タンクの水を抜き、固定してあるボルトを外す。水道のパイプ部分も外したかったが、素人の工具ではナットがどうしても回らない。無理に力をかけるとネジ山をなめてしまいそうだったので、ホース類はつないだまま作業を進めることにした(本来はあまり正しいやり方ではないと思う)。幸いホースには長さがあったので、外さなくてもなんとかなりそうだった。

タンクは固定用のナットを外すだけで簡単に取れる。ここで注意したいのは、便器はプラスチック製ではなく陶器なので、雑に持ち上げてネジがこすれると割れてしまうという点だ。タンクを分離したあと、床に固定されたナットを外してみたが、便器はまったく持ち上がらない。それどころか、寸法的に壁と一体化しているような感覚さえあった。
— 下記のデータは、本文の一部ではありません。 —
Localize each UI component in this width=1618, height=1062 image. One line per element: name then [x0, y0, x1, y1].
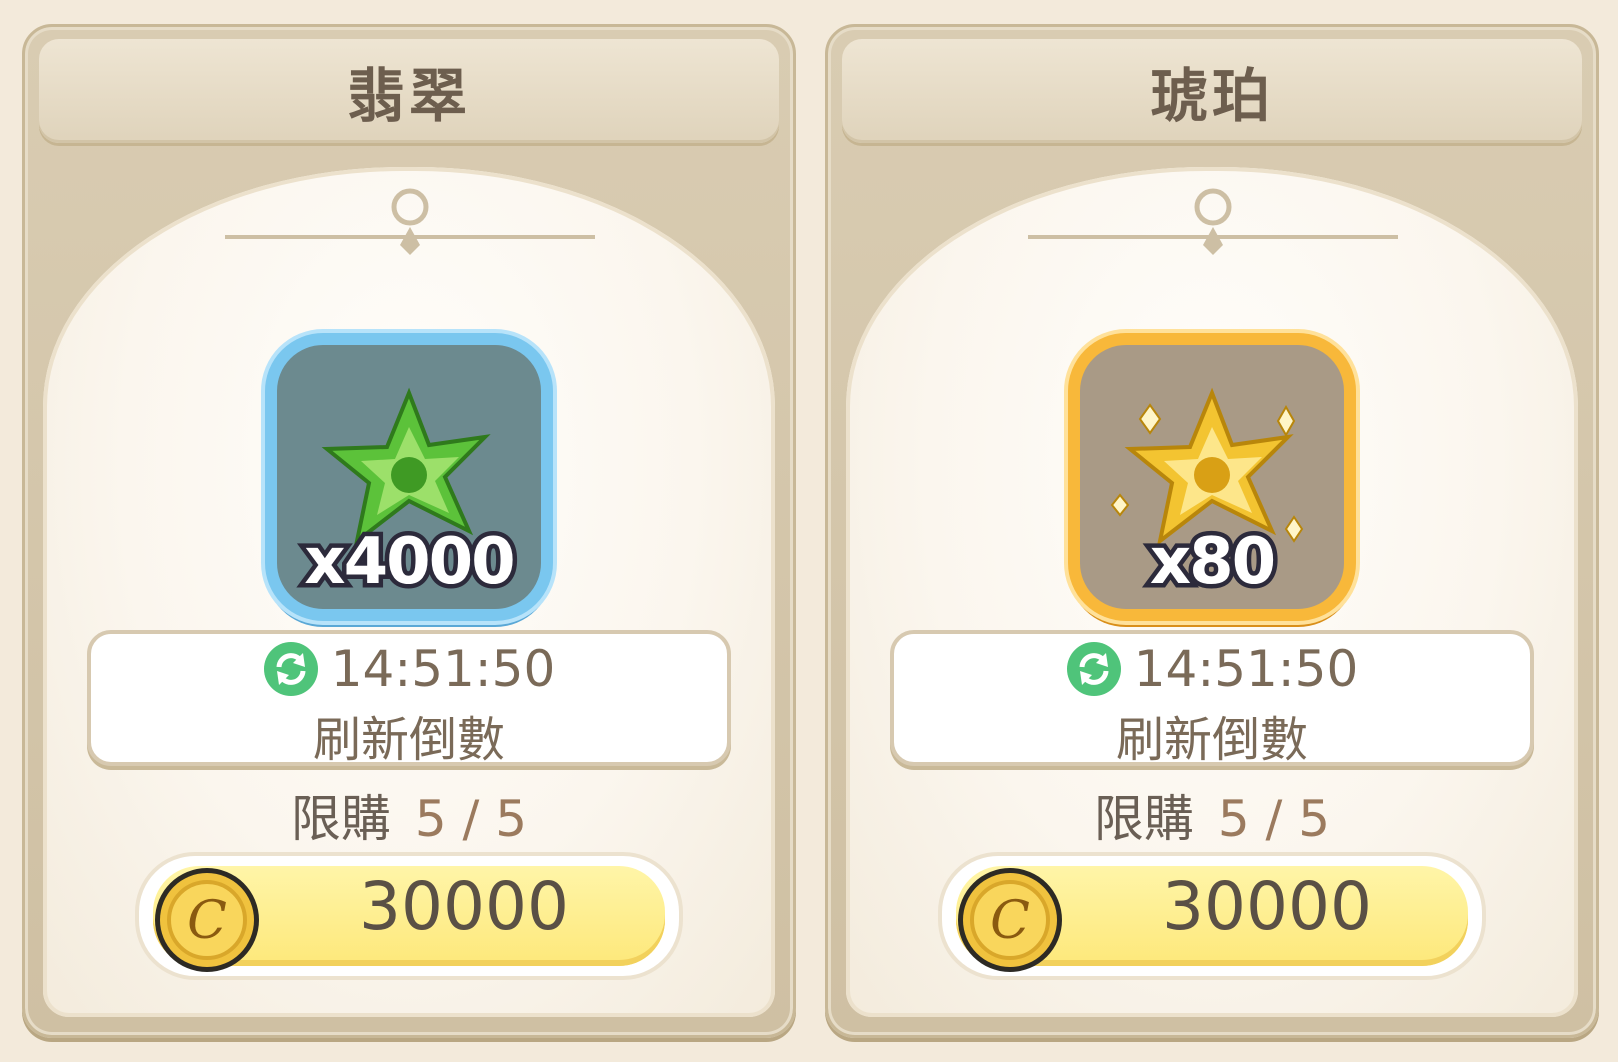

YouTubeで便器の取り付け方を調べてみると、先端部分に接着用のスポンジのようなものが使われているのが見えた。後方の2箇所は留め具で固定されているだけで、前方には固定具がなく、代わりに接着剤のようなもので留められているらしい。ここまでくると、どうせダメなら壊れても仕方ないという開き直りの気持ちが戻ってきて、思い切って持ち上げてみることにした。

便器を持ち上げてつまりの原因を取り除く

すると、意外にもすんなりと持ち上がった。水や汚物が飛び散ったらどうしようという不安もよぎったが、実際にはあっさりと外れてくれた。見えてきたのは床に取り付けられたパイプと、そこに固まって詰まっているトイレットペーパー。幸いにも、便器を持ち上げて一番最初に目につく取りやすい場所に詰まっていた。複雑な奥のほうに詰まっていなくて本当に良かったと思う。トイレットペーパーは水に溶けるものだと思っていたが、流しすぎると圧縮されて詰まってしまうこともあるのだと、この経験で初めて知った。

あとは元通りに戻して止水栓を開け、水を流してみるとすっきり流れた。トイレが普通に流れるだけでこんなに嬉しいと感じる日が来るとは思わなかった。

自分で直してみて感じたこと

高額な出張費を請求されることもあると聞いていたので、それを考えるとほぼタダで直せたのは大きかった。もちろん自分の家だからこそ思い切れた部分もあるし、運が悪ければ自分ではどうにもできない場所に詰まっていることもあるはずなので、業者に頼んだほうがいいケースも当然あると思う。

この記録を見て、自分でもできるかもしれないと挑戦してみる人がいて、それが良い結果につながれば嬉しい。ちなみに、しっかりしたモンキーレンチは1つ持っておくことを強くおすすめする。購入の際は口の開く幅も確認しておくといい。